First, I am ending the Ginology series. I am not saying that I’ll never do a gin review again, but after fifteen reviews I think it is time to put it to bed. My enthusiasm for the project started to wane around review 9 or 10 as I figured out that I really did not like to “review” things. Or at the very least, reviewing things that are enjoyable hobbies for me like pens or gins. The pressure and drive to constantly review a new gin, to buy new bottles, to force myself to drink pink gins (I really will not miss that one), and the grind of reviewing…it was killing my enjoyment of something I love.

This is to say nothing of the fact that it was rather hypocritical of me to review things after I spent two posts this year (“FOMO NOMO” and “Just Enjoy,” weeks 2 and 12 respectively, see links above) extolling the merits of trying not to be critical and to find enjoyment where you can. To stop chasing down novelty or attempt to keep up with an endless cycle of consumption. To say nothing of the fact that I flatly said that I would never tell anyone that they had to try/see something.

It is for these same reasons that I will never do pen reviews, why I don’t do formal music reviews, and likewise movies. I would much rather spend my time reflecting upon, analyzing my reactions to, and critiquing such items in a more academic manner than actually “reviewing” them. It is a much better use of not only my time, but more importantly, my talents.

Probably my best gin photo this past year.

So that is the first change you will see here. Last week’s review of Caorunn Scottish Gin will be my last formal gin review. However, I still have an unopened bottle of Suntory Roku Gin…maybe I’ll try out a more rhapsodic format on it once I break the seal?

The second, and admittedly larger, change is that I am dropping the weekly schedule. It has been a great exercise for my writing skills, but the grind has been too much. It helped sustain me through many dark days in Virginia, but now it is causing me anxiety to try and keep up. Not to mention that it is also preventing me from actually getting the hauntology series off the ground. I actually have a solid 5-6 posts for it that just need a little editing, but I have had too much else to do give them a proper polish. And these posts are LONG, like I will probably break them up into smaller posts long.

Which brings me to the last change: from now until the foreseeable future, I am going to devote this blog space to that project. This is not to say that I won’t sneak in the random essay in at times, but I will have to have a really good and important idea that I want to talk about. I plan to start posting what I have of the hauntology series by the end of January, but don’t hold me to it (I do have around eight posts worth of material written and am in the process of editing right now). I will probably quickly post what I have in the next few months as I try to restart my watching and writing routines. However, after that I am going to take my time with this project as I hope to produce around 50,000 total words (probably more) that I could possibly turn into a book down the line.

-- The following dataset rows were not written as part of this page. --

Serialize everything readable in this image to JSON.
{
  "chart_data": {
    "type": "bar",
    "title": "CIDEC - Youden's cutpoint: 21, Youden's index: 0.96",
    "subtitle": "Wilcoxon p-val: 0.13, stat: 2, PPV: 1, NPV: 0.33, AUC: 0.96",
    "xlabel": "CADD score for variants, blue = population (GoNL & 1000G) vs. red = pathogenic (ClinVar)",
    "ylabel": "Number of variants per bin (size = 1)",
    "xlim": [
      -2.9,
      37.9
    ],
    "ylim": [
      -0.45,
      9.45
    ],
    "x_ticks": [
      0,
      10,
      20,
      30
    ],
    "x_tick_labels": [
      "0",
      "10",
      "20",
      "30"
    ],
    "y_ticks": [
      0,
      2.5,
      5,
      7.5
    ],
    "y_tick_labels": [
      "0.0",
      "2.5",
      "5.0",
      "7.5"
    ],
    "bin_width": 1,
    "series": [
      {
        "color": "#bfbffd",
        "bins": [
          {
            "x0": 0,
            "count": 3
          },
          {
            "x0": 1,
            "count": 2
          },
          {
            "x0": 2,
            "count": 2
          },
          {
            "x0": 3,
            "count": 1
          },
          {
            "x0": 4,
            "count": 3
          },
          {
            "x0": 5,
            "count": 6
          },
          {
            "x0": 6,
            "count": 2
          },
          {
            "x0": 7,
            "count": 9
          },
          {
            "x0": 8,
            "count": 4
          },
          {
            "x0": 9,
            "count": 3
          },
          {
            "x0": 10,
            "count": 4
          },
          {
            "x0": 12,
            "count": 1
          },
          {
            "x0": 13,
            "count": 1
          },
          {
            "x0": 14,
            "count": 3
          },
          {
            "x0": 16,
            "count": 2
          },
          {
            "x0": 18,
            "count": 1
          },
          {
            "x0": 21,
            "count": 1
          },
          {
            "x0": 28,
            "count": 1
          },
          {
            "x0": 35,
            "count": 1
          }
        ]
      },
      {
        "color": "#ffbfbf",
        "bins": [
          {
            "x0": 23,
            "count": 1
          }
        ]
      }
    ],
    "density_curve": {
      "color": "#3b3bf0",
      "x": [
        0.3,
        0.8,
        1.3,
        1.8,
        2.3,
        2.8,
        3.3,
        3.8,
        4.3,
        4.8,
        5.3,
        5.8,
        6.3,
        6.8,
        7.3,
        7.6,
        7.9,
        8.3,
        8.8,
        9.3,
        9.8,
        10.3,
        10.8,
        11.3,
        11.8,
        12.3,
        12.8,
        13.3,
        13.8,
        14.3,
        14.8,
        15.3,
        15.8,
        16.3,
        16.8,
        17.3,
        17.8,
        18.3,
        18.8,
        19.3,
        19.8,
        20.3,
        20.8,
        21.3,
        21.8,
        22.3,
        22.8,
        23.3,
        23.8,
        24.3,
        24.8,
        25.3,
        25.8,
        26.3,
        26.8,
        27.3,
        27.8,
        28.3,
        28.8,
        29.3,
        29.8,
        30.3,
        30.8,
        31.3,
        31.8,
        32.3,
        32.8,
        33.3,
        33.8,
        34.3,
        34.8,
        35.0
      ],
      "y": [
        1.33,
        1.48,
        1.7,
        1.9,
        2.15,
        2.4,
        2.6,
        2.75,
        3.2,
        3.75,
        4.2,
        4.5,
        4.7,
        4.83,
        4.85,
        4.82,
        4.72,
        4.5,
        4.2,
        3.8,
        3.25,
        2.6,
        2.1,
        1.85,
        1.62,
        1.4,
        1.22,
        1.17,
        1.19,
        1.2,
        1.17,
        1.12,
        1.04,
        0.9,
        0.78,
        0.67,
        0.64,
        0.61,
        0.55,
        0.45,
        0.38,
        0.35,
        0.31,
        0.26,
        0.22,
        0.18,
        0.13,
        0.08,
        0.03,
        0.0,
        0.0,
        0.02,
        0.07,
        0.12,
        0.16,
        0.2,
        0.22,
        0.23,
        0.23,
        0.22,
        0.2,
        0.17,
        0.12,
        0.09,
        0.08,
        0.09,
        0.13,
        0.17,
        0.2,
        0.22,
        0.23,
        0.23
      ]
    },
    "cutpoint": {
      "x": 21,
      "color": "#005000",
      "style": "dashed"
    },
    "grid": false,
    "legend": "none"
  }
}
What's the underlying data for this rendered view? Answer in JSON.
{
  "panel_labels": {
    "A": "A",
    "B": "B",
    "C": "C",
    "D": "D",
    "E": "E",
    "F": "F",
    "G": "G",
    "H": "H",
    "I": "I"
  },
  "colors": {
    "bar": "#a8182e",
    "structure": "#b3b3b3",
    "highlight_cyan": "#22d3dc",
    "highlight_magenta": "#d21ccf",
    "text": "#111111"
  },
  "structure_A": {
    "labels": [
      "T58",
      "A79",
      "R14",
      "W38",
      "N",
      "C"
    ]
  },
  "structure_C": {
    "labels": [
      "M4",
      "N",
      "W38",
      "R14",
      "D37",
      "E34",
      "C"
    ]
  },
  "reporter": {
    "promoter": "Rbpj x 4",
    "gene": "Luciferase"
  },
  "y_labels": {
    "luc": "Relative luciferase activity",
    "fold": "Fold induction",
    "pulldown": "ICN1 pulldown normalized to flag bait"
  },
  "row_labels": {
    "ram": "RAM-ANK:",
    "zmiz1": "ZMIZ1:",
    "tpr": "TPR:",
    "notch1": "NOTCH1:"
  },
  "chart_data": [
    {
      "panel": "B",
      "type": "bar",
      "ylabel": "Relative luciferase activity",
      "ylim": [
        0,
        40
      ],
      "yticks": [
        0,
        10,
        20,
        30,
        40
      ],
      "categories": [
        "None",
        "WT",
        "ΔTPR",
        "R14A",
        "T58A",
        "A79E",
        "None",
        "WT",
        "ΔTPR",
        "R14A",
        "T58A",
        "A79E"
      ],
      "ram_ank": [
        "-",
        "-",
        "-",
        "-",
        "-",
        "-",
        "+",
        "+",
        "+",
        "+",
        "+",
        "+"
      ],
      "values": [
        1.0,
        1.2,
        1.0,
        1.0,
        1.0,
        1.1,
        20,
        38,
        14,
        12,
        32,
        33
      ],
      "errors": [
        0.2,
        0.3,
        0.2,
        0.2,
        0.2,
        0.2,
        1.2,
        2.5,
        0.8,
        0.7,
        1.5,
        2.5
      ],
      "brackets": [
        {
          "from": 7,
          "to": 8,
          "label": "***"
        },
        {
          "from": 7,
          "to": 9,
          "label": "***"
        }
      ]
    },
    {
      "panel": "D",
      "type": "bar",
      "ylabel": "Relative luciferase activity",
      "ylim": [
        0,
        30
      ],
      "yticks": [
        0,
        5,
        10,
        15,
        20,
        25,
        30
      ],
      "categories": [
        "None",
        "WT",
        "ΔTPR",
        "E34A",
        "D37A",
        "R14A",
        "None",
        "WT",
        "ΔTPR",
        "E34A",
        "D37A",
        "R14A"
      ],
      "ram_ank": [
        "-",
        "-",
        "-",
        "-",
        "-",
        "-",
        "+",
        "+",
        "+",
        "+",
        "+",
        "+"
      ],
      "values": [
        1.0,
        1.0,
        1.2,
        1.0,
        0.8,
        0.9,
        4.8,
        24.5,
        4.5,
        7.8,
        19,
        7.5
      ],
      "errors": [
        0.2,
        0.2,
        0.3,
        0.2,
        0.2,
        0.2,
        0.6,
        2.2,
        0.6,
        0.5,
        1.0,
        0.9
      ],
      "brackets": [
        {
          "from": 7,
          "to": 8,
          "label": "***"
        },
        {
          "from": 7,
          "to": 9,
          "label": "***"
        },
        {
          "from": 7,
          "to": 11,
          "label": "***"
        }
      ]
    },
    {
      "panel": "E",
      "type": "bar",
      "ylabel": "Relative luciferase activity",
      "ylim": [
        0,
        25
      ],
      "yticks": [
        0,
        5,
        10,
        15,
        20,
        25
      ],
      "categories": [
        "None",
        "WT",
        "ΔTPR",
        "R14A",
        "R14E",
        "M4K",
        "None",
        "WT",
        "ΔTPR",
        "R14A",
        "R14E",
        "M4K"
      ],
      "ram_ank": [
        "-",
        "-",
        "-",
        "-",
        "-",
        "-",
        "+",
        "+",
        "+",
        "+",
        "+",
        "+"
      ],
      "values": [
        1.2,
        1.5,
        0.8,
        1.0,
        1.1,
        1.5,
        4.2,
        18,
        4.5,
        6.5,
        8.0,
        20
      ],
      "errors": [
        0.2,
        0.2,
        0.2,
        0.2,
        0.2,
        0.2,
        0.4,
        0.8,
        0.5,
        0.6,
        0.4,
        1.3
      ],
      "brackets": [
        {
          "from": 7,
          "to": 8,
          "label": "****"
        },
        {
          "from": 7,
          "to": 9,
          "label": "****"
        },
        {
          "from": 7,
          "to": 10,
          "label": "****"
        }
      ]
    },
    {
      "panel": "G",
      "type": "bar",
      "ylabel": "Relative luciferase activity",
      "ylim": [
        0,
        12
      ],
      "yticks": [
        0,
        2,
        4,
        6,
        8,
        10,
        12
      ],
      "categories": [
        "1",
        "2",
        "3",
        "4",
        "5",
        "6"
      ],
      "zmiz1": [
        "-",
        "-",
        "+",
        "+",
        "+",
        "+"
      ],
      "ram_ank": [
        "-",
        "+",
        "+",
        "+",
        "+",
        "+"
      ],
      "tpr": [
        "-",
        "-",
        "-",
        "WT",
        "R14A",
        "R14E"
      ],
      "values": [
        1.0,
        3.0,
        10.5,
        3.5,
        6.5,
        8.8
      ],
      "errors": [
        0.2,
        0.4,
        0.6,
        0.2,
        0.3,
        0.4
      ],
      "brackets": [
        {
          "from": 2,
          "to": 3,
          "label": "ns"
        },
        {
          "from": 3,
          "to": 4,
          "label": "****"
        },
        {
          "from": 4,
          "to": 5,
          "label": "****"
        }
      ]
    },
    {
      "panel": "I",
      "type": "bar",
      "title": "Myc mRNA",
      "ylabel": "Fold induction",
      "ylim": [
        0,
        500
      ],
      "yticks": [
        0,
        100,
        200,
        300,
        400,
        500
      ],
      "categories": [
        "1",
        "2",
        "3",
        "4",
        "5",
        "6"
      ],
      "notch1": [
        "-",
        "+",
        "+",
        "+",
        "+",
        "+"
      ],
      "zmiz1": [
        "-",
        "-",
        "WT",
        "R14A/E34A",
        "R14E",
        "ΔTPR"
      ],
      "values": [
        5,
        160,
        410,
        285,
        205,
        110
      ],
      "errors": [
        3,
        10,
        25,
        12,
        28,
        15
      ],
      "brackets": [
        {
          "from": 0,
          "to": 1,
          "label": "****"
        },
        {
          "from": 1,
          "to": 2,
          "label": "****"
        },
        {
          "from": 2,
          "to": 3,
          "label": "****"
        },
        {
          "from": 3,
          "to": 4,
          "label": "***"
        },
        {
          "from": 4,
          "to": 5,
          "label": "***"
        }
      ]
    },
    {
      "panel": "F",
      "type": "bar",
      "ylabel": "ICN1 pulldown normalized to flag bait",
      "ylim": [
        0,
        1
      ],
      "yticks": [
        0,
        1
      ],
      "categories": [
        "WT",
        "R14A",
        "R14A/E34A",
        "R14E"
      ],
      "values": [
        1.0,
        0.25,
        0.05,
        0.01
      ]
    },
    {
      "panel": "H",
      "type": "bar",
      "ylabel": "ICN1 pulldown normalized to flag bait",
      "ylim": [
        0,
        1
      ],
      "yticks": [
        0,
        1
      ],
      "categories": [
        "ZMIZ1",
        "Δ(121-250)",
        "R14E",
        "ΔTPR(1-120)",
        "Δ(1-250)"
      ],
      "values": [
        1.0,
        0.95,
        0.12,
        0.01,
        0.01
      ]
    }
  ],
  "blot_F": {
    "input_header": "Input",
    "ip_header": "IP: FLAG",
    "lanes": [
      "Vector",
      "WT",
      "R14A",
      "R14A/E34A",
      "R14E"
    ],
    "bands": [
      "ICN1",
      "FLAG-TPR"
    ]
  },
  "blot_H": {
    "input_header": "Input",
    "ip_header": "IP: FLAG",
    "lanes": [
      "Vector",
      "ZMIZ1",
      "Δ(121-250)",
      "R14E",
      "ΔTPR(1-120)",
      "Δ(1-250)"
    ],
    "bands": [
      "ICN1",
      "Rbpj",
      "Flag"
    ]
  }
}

But we’ll see. I have a lot going on in the new job and my life in Memphis, and somethings have to be given a lower priority in order to maintain balance.

*          *          *

Well, I think that is it for now. Thank you for being with me on this journey the past year. 2018, much like 2017 and 2016, was a bit of a dumpster fire for a whole lot of people and the world. But there is light in the dark, signs of hope in the world. So, here’s to a better 2019.

Cheers. Peace. Love, luck, and lollipops.